355 500 произведений, 25 200 авторов.

Электронная библиотека книг » Михась Лыньков » Незабываемые дни » Текст книги (страница 25)
Незабываемые дни
  • Текст добавлен: 17 сентября 2016, 19:47

Текст книги "Незабываемые дни"


Автор книги: Михась Лыньков


Жанр:

   

Военная проза


сообщить о нарушении

Текущая страница: 25 (всего у книги 61 страниц)

4

Вечеринка у Коха была в самом разгаре. На радостях по поводу нового назначения он немного разошелся в этот вечер. Пил, хвастал перед знакомыми офицерами, что главная сила империи – это гестапо и гестаповцы, люди вроде него, Ганса Коха.

– Вы воюете, вы побеждаете вражьи армии. Честь вам и слава! – тыкал он рюмкой в грудь пехотного офицера, который с откровенной завистью поглядывал и на него, и на богатый стол, и на всю уютную обстановку квартиры. – Но мы закрепляем ваши победы, мы шлифуем их, мы обрабатываем завоеванные вами территории, и только тогда их можно считать настоящими приобретениями нашей империи. Без нас тут был бы хаос…

Вейс морщился, слушая пьяные выкрики Коха.

А вокруг пили, хохотали, пробовали запеть, говорили вразброд, каждый выскакивал с тостом, стараясь перекричать других.

Кто-то завел патефон. Хлопали пробки. Повизгивали по углам девушки, подруги Любки по службе. Пьяный Кох смотрел на Любку осоловевшими глазами.

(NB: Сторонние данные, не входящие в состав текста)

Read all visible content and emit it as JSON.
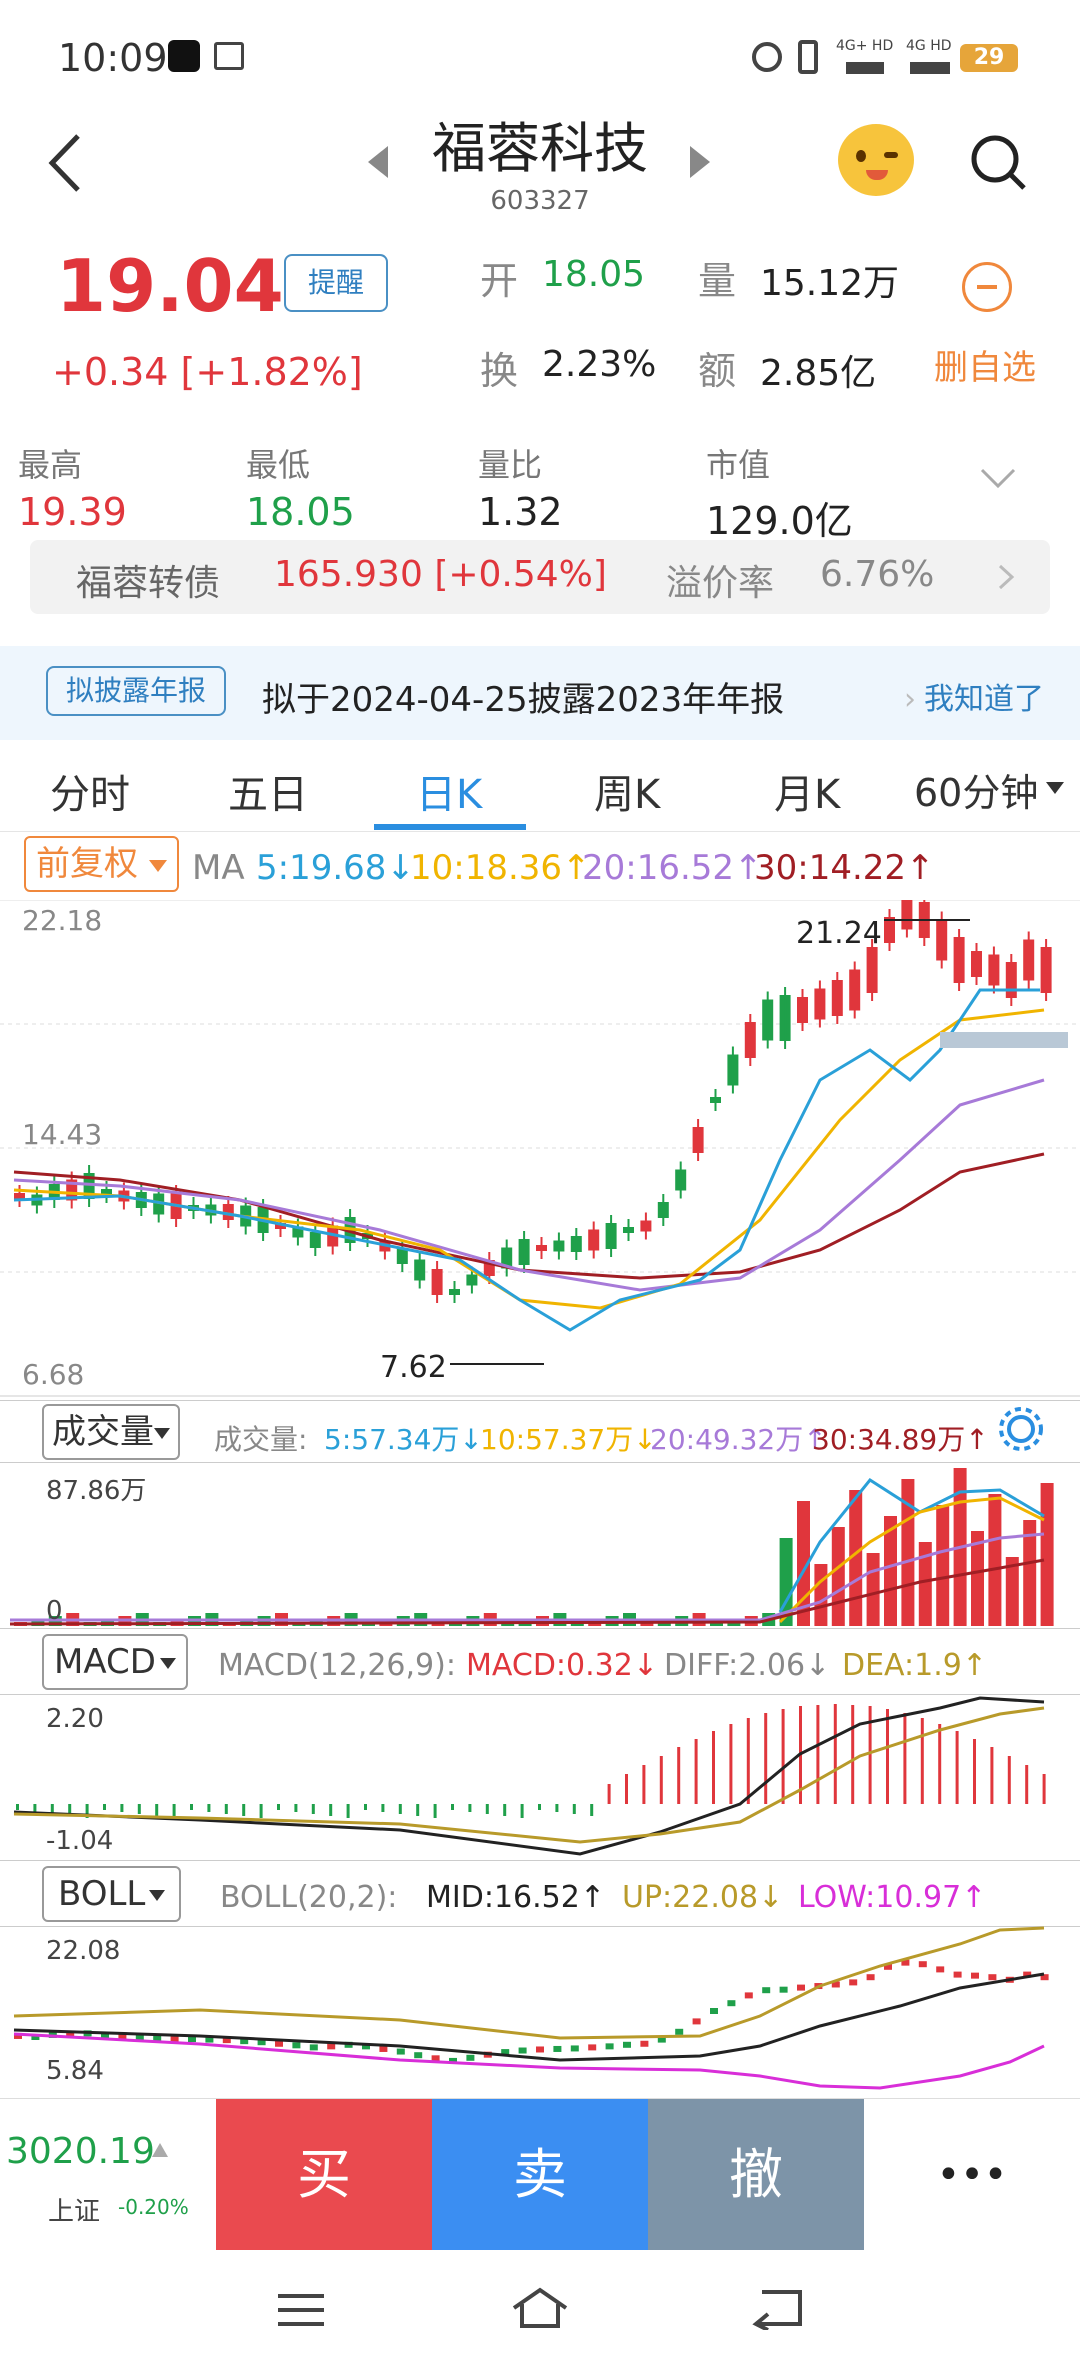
{
  "status": {
    "time": "10:09",
    "battery": "29",
    "net1": "4G+ HD",
    "net2": "4G HD"
  },
  "header": {
    "title": "福蓉科技",
    "code": "603327"
  },
  "quote": {
    "price": "19.04",
    "change": "+0.34  [+1.82%]",
    "remind_label": "提醒",
    "open_label": "开",
    "open": "18.05",
    "volume_label": "量",
    "volume": "15.12万",
    "turnover_label": "换",
    "turnover": "2.23%",
    "amount_label": "额",
    "amount": "2.85亿",
    "delete_watch": "删自选"
  },
  "stats": [
    {
      "label": "最高",
      "value": "19.39",
      "color": "red"
    },
    {
      "label": "最低",
      "value": "18.05",
      "color": "green"
    },
    {
      "label": "量比",
      "value": "1.32",
      "color": "normal"
    },
    {
      "label": "市值",
      "value": "129.0亿",
      "color": "normal"
    }
  ],
  "bond": {
    "name": "福蓉转债",
    "value": "165.930  [+0.54%]",
    "premium_label": "溢价率",
    "premium": "6.76%"
  },
  "notice": {
    "tag": "拟披露年报",
    "text": "拟于2024-04-25披露2023年年报",
    "action": "我知道了"
  },
  "tabs": [
    "分时",
    "五日",
    "日K",
    "周K",
    "月K",
    "60分钟"
  ],
  "active_tab": 2,
  "kline": {
    "adjust": "前复权",
    "ma_label": "MA",
    "ma5": "5:19.68↓",
    "ma10": "10:18.36↑",
    "ma20": "20:16.52↑",
    "ma30": "30:14.22↑",
    "y_top": "22.18",
    "y_mid": "14.43",
    "y_bottom": "6.68",
    "high_mark": "21.24",
    "low_mark": "7.62"
  },
  "volume": {
    "selector": "成交量",
    "label": "成交量:",
    "v5": "5:57.34万↓",
    "v10": "10:57.37万↓",
    "v20": "20:49.32万↑",
    "v30": "30:34.89万↑",
    "y_top": "87.86万",
    "y_bottom": "0"
  },
  "macd": {
    "selector": "MACD",
    "params": "MACD(12,26,9):",
    "macd": "MACD:0.32↓",
    "diff": "DIFF:2.06↓",
    "dea": "DEA:1.9↑",
    "y_top": "2.20",
    "y_bottom": "-1.04"
  },
  "boll": {
    "selector": "BOLL",
    "params": "BOLL(20,2):",
    "mid": "MID:16.52↑",
    "up": "UP:22.08↓",
    "low": "LOW:10.97↑",
    "y_top": "22.08",
    "y_bottom": "5.84"
  },
  "index": {
    "value": "3020.19",
    "name": "上证",
    "change": "-0.20%"
  },
  "actions": {
    "buy": "买",
    "sell": "卖",
    "cancel": "撤",
    "more": "•••"
  },
  "colors": {
    "up": "#e0363c",
    "down": "#1fa04a",
    "ma5": "#2aa0d8",
    "ma10": "#f0b400",
    "ma20": "#a77ad8",
    "ma30": "#a01e24"
  }
}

– Любка… лучше всех! Лучше даже… – и умолкал, взглянув на Веру. Как-никак, не стоит чрезмерно обижать своего вчерашнего начальника. А Любка не знала удержу, целовалась со всеми. Села на колени к какому-то офицеру.

Пьяный Ганс, заметив это, в шутку запротестовал:.

– О-о! Любка! Нехорошо так, непатриотично! Только со мной! Только со мной!

И с игривостью школьницы Любка крикнула ему:

– Мой милый Ганс, ты не понимаешь, что такое патриотизм. Ты совсем не знаешь этого слова.

– Я? Патриотизм? Я большой патриот Германии. Мы, солдаты фюрера, все патриоты! Мы победили всех потому, что у них, у побежденных, не было патриотов, не было ни грамма патриотизма.

– А мы? Мы кто? – с пьяным задором крикнула Любка.

– Ты? Ты хорошенькая девушка! Ты моя славная Любка…

– А я не патриотка?

– Ты русская. Ты не можешь быть патриоткой, – убежденно сказал Кох.

Вера с тревогой слушала этот спор двух пьяных, которые по существу не понимали друг друга. Не место же тут говорить о настоящем патриотизме. Хоть бы замолчало, наконец, это легкомысленное создание. Но Любку теперь ничем не остановишь. Она уже кричит как одержимая:

– Неправда, неправда, русские тоже патриоты! Они большие патриоты!

– Кто? – спросил Ганс Кох.

– Мы! Русские!

– Глупости говоришь, Любка. Нет таких русских.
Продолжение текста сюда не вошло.